Passant outre tout ce qui « ne se dit pas » ou « ne se fait pas », Iris Brey, spécialiste des questions de genre au cinéma et dans les séries, détaille dans son ouvrage justement intitulé «Sex and the series» les nombreuses avancées sur le sujet permises par la fiction et soulignées dans des études féministes, américaines pour la plupart. Qu’il s’agisse de relations majoritaires (considérées dès lors comme licites) ou pas. Elle démontre à quel point les séries permettent, aussi, de combattre l’ignorance et les préjugés.
Citant en exemple des séries récentes comme Grey’s Anatomy, Orange is the new black et Masters of sex (photo) ou, au contraire, plus anciennes, comme Desperates Housewives et Sex and the city, Iris Brey rappelle à quel point les tabous multiples sont des enjeux de scénarisation permettant aux créateurs d’aider les téléspectateurs à rire de leur propre méprise ou ignorance et de s’éduquer dans le même temps. Que les personnages se prénomment Bree (Desperate Housewives) ou Bill et Virginia (Masters of sex) leurs découvertes sont aussi celles d’une partie de l’auditoire masculin et féminin.
Dans un domaine où l’ignorance, les tabous et les peurs sont légion, le livre, comme les séries dont il parle, joue un rôle de guide en mettant tranquillement des mots précis et reconnus sur des réalités physiques et physiologiques scientifiquement établies afin de stopper l’ignorance et la stigmatisation communément répandues.
Iris Brey amène ainsi une distinction précieuse entre scènes racoleuses et significatives, celles où il est juste question de montrer des performances censées émoustiller le téléspectateur (masculin) ou, au contraire, d’amener le public vers une connaissance plus fine et moins caricaturale de la sexualité féminine. Celle-ci restant l’un des grands tabous de notre société. « Cette dimension éducative explique en grande partie la place que les séries ont prise dans la culture populaire aujourd’hui », souligne Iris Brey.
Détaillé, étayée, circonstanciée, l’analyse de l’auteure franco-américaine éclaire tout un pan de la création contemporaine avec sérieux mais sans prise de tête, là où certains s’attendaient peut-être à ce que la question soit traitée, une fois encore, à la légère.
En consacrant tout un chapitre aux violences exprimées ou subies notamment par les femmes, Iris Brey, également docteure en cinéma, démontre que le sujet est loin d’être anodin et que ces violences restent monnaie courante.

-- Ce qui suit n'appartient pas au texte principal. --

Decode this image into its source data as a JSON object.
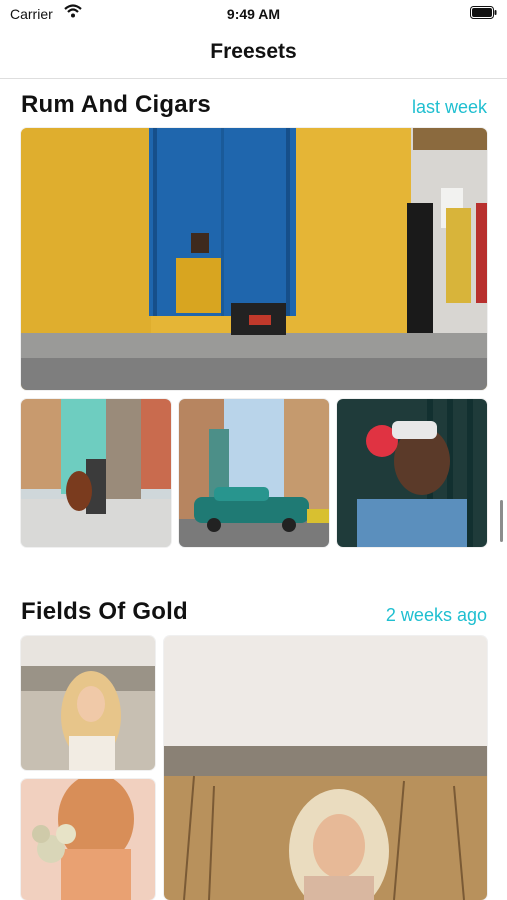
{
  "status_bar": {
    "carrier": "Carrier",
    "time": "9:49 AM"
  },
  "nav": {
    "title": "Freesets"
  },
  "sections": [
    {
      "title": "Rum And Cigars",
      "date": "last week",
      "photos": [
        "trumpet-player-blue-door",
        "cello-street",
        "teal-vintage-car",
        "woman-with-cigar"
      ]
    },
    {
      "title": "Fields Of Gold",
      "date": "2 weeks ago",
      "photos": [
        "blonde-girl-field",
        "girl-with-flowers",
        "girl-in-wheat-field"
      ]
    }
  ],
  "colors": {
    "accent": "#1fbfd0",
    "divider": "#dedede"
  }
}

Surtout dans une société où la norme (masculine, blanche, hétérosexuelle) reste étroitement définie…
Entre les séries policières qui confèrent le plus souvent aux femmes le statut exclusif de victimes et les séries feuilletonnantes plus récentes, le focus a changé. Il s’agit de coller à la réalité statistique et de ne plus envisager seulement des inconnus tapis dans l’ombre, mais des proches, collègues, voisins, internautes qui, pour des raisons de pouvoir ou de domination passent soudainement à l’acte, physiquement ou verbalement. Que ce soit dans House of cards, The Americans, Jessica Jones ou Mad Men, le point de vue de la personne agressée est enfin pris en compte.
Accompagnant l’évolution télévisuelle, le livre souligne à quel point les stéréotypes de genre et d’origines sont déjoués dans des séries comme Scandal, The Good Wife ou Transparent avec la montée en puissance d’un certain nombre de scénaristes, créatrices et productrices à Hollywood.
Et il confirme l’impact de personnages comme Buffy, Kalinda, Virginia ou Big Boo pour changer les mentalités. Une lecture à recommander.
KT
« Sex and the series. Sexualités féminines, une révolution télévisuelle », Soap Editions, 240 pp., environ19 €
nb: la saison 4 de Masters of sex est en cours de diffusion sur BeTV; la saison 4 d’Orange is the new black est dispo depuis vendredi sur Netflix.